Divers have returned to the famed Antikythera shipwreck off the coast of Crete, a site that has yielded troves of ancient artifacts since its discovery in 1900. The latest expedition, led by the Swiss School of Archaeology in Greece and conducted in May and June 2025, focused on retrieving rare structural pieces from the hull, CBS News reports. The team successfully recovered three outer planks joined to the ship's internal frame—a find first spotted in 2024 but only extracted this year. Researchers say these elm and oak fragments may date back as far as 235 BCE, offering new evidence about how ancient ships were built.
The construction method, in which the outer hull came together before the internal parts were built, harkens back to between the fourth and first century BCE. Besides the hull pieces, divers found fragments of a marble statue, including the base and part of a left leg, as well as a terracotta mortar likely used for food preparation. Some statue fragments remain trapped within the wreck. The team also uncovered several Chian amphorae—ancient jars for storage and transport—scattered across two parts of the site.
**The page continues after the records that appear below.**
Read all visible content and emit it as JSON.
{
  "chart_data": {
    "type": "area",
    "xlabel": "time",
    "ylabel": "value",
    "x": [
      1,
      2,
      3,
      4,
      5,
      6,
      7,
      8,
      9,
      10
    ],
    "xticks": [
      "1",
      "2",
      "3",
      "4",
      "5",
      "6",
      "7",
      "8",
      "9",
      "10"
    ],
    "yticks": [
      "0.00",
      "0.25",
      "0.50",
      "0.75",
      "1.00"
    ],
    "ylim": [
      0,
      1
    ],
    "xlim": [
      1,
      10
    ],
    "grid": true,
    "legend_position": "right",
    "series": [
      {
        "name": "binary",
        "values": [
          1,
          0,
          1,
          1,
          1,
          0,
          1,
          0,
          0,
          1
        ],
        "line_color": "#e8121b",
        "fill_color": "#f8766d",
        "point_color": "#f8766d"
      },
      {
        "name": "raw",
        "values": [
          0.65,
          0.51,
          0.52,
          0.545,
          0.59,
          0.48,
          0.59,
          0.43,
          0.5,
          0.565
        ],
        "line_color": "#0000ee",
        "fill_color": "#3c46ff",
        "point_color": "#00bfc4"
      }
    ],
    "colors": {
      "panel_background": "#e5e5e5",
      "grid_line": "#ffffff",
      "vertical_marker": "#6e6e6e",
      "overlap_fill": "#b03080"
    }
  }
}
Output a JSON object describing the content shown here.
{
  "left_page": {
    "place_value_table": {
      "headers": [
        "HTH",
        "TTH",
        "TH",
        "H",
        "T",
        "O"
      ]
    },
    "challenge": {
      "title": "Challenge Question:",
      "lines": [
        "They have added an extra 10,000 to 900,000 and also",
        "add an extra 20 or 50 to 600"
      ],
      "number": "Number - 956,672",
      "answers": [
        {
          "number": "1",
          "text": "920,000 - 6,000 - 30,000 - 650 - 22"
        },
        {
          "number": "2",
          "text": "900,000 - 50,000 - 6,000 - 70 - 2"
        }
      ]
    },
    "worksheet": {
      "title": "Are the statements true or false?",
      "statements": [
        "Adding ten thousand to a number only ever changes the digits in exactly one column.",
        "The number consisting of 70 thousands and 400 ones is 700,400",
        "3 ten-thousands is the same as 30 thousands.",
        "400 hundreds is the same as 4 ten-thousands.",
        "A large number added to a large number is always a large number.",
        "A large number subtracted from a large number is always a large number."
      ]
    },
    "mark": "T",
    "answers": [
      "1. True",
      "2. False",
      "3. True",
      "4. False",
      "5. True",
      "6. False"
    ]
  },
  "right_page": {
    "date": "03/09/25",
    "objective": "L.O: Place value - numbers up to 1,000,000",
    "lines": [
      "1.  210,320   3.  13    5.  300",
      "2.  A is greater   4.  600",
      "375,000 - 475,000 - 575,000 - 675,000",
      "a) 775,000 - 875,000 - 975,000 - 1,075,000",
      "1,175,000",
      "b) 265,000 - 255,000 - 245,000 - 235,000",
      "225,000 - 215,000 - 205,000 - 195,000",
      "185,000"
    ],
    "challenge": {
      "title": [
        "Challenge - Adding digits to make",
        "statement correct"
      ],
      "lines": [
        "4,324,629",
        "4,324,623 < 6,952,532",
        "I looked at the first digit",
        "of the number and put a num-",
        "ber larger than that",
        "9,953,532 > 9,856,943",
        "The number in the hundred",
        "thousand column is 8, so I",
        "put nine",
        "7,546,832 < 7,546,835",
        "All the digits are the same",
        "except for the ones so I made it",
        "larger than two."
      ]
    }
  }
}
Exploration wasn't simple: the wreck sits at a depth of 140 to 170 feet, a range too deep for standard scuba diving but too shallow for remotely operated vehicles. The team used specialized closed-circuit rebreathers and real-time monitoring with underwater drones to ensure diver safety. The Antikythera shipwreck, believed to be a trading vessel from the first century BCE, has previously produced marble statues, jewelry, and human remains, along with the mysterious Antikythera mechanism, an astronomical device that inspired Indiana Jones and the Dial of Destiny, the Miami Herald reports. (Last year, a second shipwreck was found at the site.)